Marche de protestation d’Unifor et de l’AIMTA contre Boeing

2017/09/15 | Par Richard Lahaie

Le 13 septembre dernier, 650 syndiqués d’Unifor-Québec et de l’Association internationale des machinistes et travailleurs et travailleuses de l’aérospatiale (AIMTA) ont marché dans les rues de Montréal sous un ciel sans nuage. Ils ont fait un arrêt devant le consulat américain avant de se rendre devant les bureaux de Jeppesen, une filiale de Boeing.

Cette marche fait suite à la plainte de la compagnie américaine Boeing prétendant que Bombardier a bénéficié d’une aide gouvernementale indue qui lui permet de vendre à rabais ses avions CSeries. Le département du commerce des États-Unis a débuté une enquête à la suite de cette plainte et rendra sa décision le 25 septembre prochain.

En entrevue à l’aut’journal, Renaud Gagné, directeur québécois d’Unifor, explique « qu’il est primordial de lancer un message clair et de signaler que les prétentions de Boeing sont mal fondées et risquent de faire perdre des emplois et d’affaiblir l’économie du Québec ».
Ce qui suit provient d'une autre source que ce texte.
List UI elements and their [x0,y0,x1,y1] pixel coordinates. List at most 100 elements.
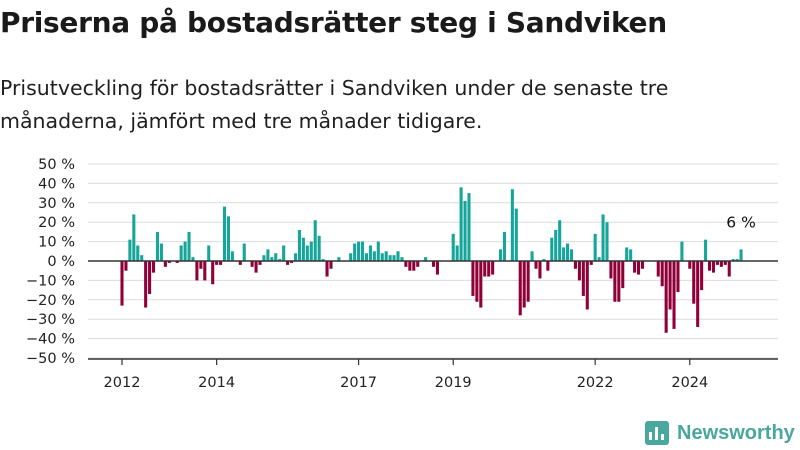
bar [203,261,207,281]
bar [617,261,621,302]
bar [589,261,593,265]
brand[interactable]: Newsworthy [645,421,795,445]
bar [364,253,369,261]
bar [597,257,601,261]
bar [357,241,361,261]
bar [581,261,585,296]
bar [400,257,404,261]
bar [152,261,156,273]
bar [408,261,412,271]
bar [424,257,428,261]
bar [707,261,712,271]
x-tick-label: 2017 [340,375,377,391]
bar [258,261,262,265]
bar [546,261,550,271]
bar [731,259,735,261]
bar [475,261,479,302]
bar [175,261,179,263]
bar [250,261,254,267]
bar [696,261,700,327]
bar [132,214,136,261]
bar [136,245,140,261]
bar [593,233,597,261]
bar [124,261,128,271]
bar [159,243,163,261]
bar [483,261,487,277]
bar [656,261,660,277]
bar [715,261,719,265]
x-tick-label: 2019 [435,375,472,391]
bar [459,187,463,261]
bar [558,220,562,261]
bar [637,261,641,275]
bar [349,253,353,261]
bar [605,222,609,261]
bar [479,261,483,308]
bar [207,245,211,261]
bar [416,261,420,267]
bar [337,257,341,261]
y-tick-label: 30 % [38,196,75,212]
bar [155,231,160,261]
bar [739,249,743,261]
bar [502,231,507,261]
bar [384,251,388,261]
bar [629,249,633,261]
bar [668,261,672,310]
bar [633,261,637,273]
bar [148,261,152,294]
bar [522,261,526,308]
bar [128,239,132,261]
bar [376,241,380,261]
bar [392,255,396,261]
bar [262,255,266,261]
bar [530,251,534,261]
bar [404,261,408,267]
bar [270,257,274,261]
y-tick-label: 20 % [38,215,75,231]
bar [577,261,581,281]
bar [719,261,723,267]
y-tick-label: 10 % [38,235,75,251]
bar [325,261,329,277]
bar [601,214,605,261]
bar [380,253,384,261]
bar [290,261,294,263]
bar [120,261,124,306]
bar [538,261,542,279]
bar [566,243,570,261]
newsworthy-logo-icon [645,421,669,445]
bar [435,261,439,275]
bar [471,261,475,296]
y-tick-label: 0 % [47,254,75,270]
y-tick-label: 50 % [38,157,75,173]
bar [621,261,625,289]
bar [183,241,187,261]
bar [238,261,242,265]
bar [282,245,286,261]
bar [305,245,309,261]
bar [569,249,574,261]
bar [585,261,589,310]
bar [573,261,577,269]
bar [534,261,538,269]
bar [242,243,246,261]
x-tick-label: 2022 [577,375,614,391]
bar [498,249,503,261]
chart-subtitle: Prisutveckling för bostadsrätter i Sandv… [0,76,669,133]
bar [321,259,325,261]
bar [625,247,629,261]
bar [179,245,183,261]
y-tick-label: −50 % [26,351,75,367]
bar [723,261,727,265]
bar [372,251,376,261]
chart-title: Priserna på bostadsrätter steg i Sandvik… [0,6,667,39]
bar [510,189,514,261]
x-tick-label: 2014 [198,375,235,391]
y-tick-label: −40 % [26,332,75,348]
bar [514,208,518,261]
bar [388,255,392,261]
bar [692,261,696,304]
bar [222,206,227,261]
bar [680,241,684,261]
« Les ventes de la CSeries ne représentent pas le tiers de 1% des ventes de Boeing. Il faut noter que Bombardier a généré, en 2016, des retombées de 14 milliards de dollars chez des sous-traitants étasuniens. Le 25 septembre prochain, les États-Unis pourraient imposer des droits compensateurs jusqu’à hauteur de 70% du prix payé par Delta Airline pour les avions de la CSeries. Comme dans le cas du bois d’œuvre, l’imposition de droits compensateurs a des effets négatifs sur l’emploi et l’industrie. Ce n’est pas uniquement Bombardier qui sera touché, mais aussi ses fournisseurs tels que Pratt & Whitney et Avior. Les conséquences pourraient se faire sentir ailleurs dans d’autres secteurs économiques comme celui de l’aluminium, qui entre dans la chaîne de production. Bombardier achète 50 000 tonnes d’aluminium par année », de poursuivre Renaud Gagné.

« Cette plainte de Boeing met en danger les emplois dans l’aérospatial au Québec, au Canada et dans plusieurs autres pays. CSeries est l’avion le plus performant dans sa catégorie et le plus avancé technologiquement. Cet avion est un joyau de l’industrie québécoise et Boeing veut l’empêcher d’être sur le marché », de s’indigner David Chartrand, coordonnateur québécois de l’AIMTA.

« Ce n’est même pas une question de compétition. Boeing n’a pas d’avion assez avancé pour concurrencer la CSeries. De façon abusive, Boeing a déposé une plainte, comme nous l’avons déjà vécu dans le secteur du bois d’œuvre où il y a eu des pertes d’emplois. Ce sont des emplois très bien rémunérés, qui font rouler les programmes sociaux via l’impôt sur le revenu. De plus, Boeing est la compagnie la plus subventionnée dans le monde via des contrats militaires en recherche et développement. Par la suite, Boeing utilise ces développements militaires sur leurs avions civils. Donc, ils accusent les autres de faire ce qu’ils font », de soutenir David Chartrand.

Ottawa a menacé Boeing de laisser tomber l’achat prévu de 18 avions militaires Super Hornet, si Boeing n’abandonnait pas sa plainte.

Plusieurs élus ont répondu à l’appel, dont Alexandre Boulerice et Pierre Nantel du Nouveau parti démocratique (NPD), Gabriel Sainte-Marie du Bloc québécois et Alain Therrien du Parti québécois.

« Si monsieur Trudeau et madame Freeland font une bonne job, on va leur dire bravo. Mais on va être vigilant, car on a vu dans le passé les libéraux échapper le ballon », de soutenir Pierre Nantel du NPD.

« Boeing, avec la complicité du département du commerce, veut faire mal à Bombardier. Ils savent que la plainte n’est pas fondée. Ils veulent juste faire peur pour ralentir le développement de Bombardier. C’est toutes les jobs du secteur aéronautique qui sont touchées par cette plainte. L’aéronautique est le secteur où il y a le plus de valeur ajoutée. Pour chaque dollar généré dans ce secteur, ça en fait 5 dollars dans notre économie. Il est faux de dire que Bombardier est subventionné, c’est des prises de participation que l’État a fait. Dans le passé, pour chaque « piastre » que le gouvernement a placée dans Bombardier, il a fait une piastre et demie. Dans les négociations de l’ALENA, il ne faut pas que les travailleurs québécois servent de monnaie d’échange pour l’industrie automobile », de dénoncer Gabriel Saint-Marie du Bloc québécois.